Sobre a ciência notarial e a ciência registral (parte 12)

Des. Ricardo Dip

 

Dando sequência ao breve exame do princípio da veracidade, no percurso das vigas do notariado latino −é dizer, seus princípios próximos−, tratemos agora de considerar, prosseguindo na trilha já caminhada de maneira segura por Antonio Rodríguez Adrados, algo relativo à presencialidade do tabelião e à denominada autenticidade de fundo do documento notarial.

Ambos esses pontos podem reunir-se sob a rubrica cognitio rei, expressão já usada por juristas medievais (p.ex., Juan Andrés e Baldo) para significar o conhecimento do assunto objeto pelos escribas, suposta sua presença pessoal inter partes.

Observou acertadamente Rodríguez Adrados que "la fe pública no podría subsistir sin la veracidad de los documentos", e a verdade (ou autenticidade de fundo) −em suas dimensões de exatidão (o documento há de exprimir a verdade, positivamente) e de integralidade (o documento há de expressar toda a verdade, de maneira que não deixe de indicar tudo o quanto deva referir)−, repita-se: a verdade ou autenticidade de fundo sempre suporá: (i) a busca da mesma verdade pelos tabeliães e (ii) a dúplice presencialidade de sua atuação.

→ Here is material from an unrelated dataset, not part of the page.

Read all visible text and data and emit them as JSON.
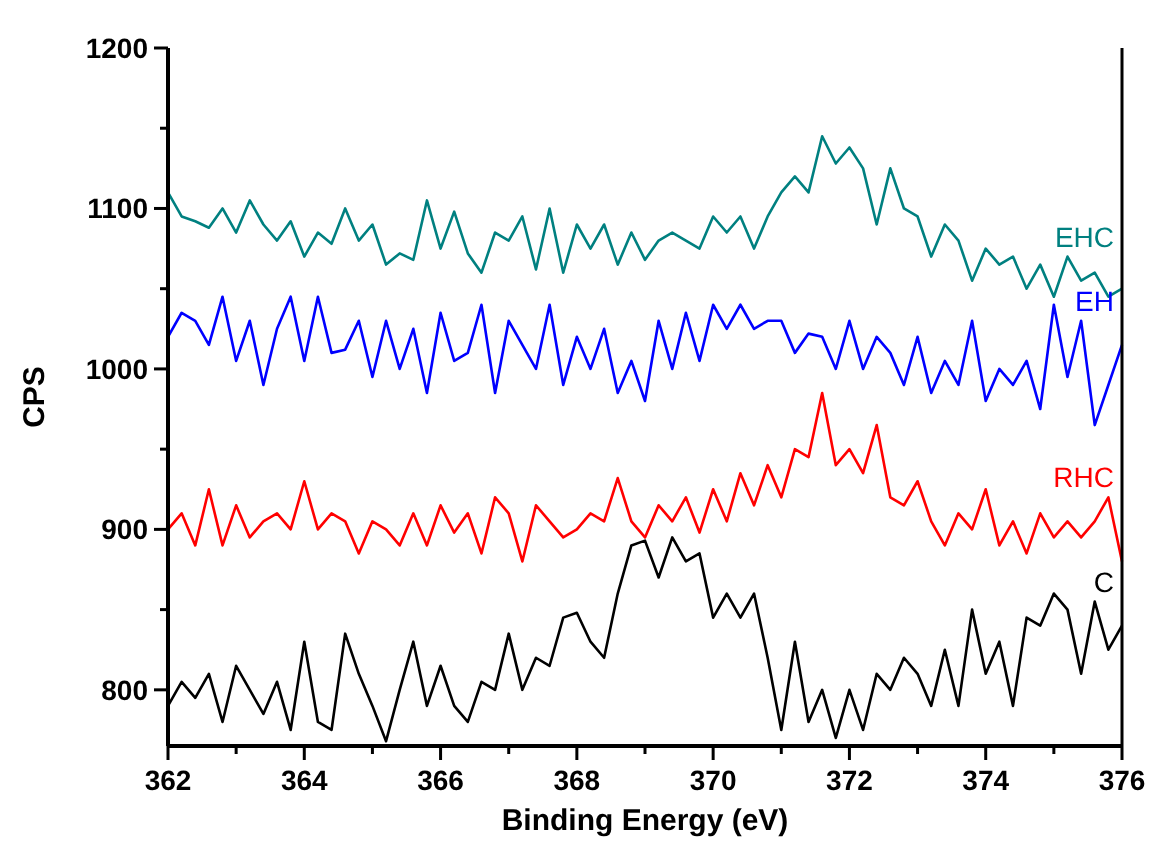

Quanto ao primeiro ponto, ainda que o notário não possa conhecer o ânimo dos clientes −e, pois, o quanto haja de veracidade em suas manifestações de conhecimento ou de vontade−, deve o tabelião valer-se, ensina Rodríguez Adrados, de "su experiencia, sus conocimientos jurídicos y su auctoritas jurídica y moral", para, assim, chegar à veracidade do documento, guardando-se, entretanto, prossegue o mesmo autor, de empregar "una potestas sobre los otorgantes", potestas que o notário "no tiene, ni podía tener, porque lo que documenta es un acto libre de autonomía privada". Deixe-se aqui ressaltada a exceção quanto ao tema da ilicitude das pretensões documentárias, matéria cuja exame não calha neste mo0mento.

No que diz respeito ao segundo tema −o da dupla presencialidade do notário−, tem-se que o tabelião não pode dar fé de fatos passados (fides de præterito), mas somente dos fatos que se dão em sua presença. Em outros termos, há neste quadro duas presencialidades: uma presença pessoal (que melhor se examinará com a análise do princípio da imediatidade), mas também uma presença no presente, de modo que haja um conhecimento pessoal do real captado e percepcionado pelo notário, dando apoio à fides de præsenti.

Encerremos o ponto com esta passagem de Rodríguez Adrados: "En cuanto a los hechos presentes, el Notario tiene que poner todo su empeño en investigar y depurar la voluntad que con frecuencia le llega con numerosos defectos, a fin de poder dar fe solamente de esa voluntad común que con su consejo ayudó a formar (…)". Enfim, a escritura pública não é mera ata referencial, mas um documento que há de ter autenticidade ou veracidade de fundo.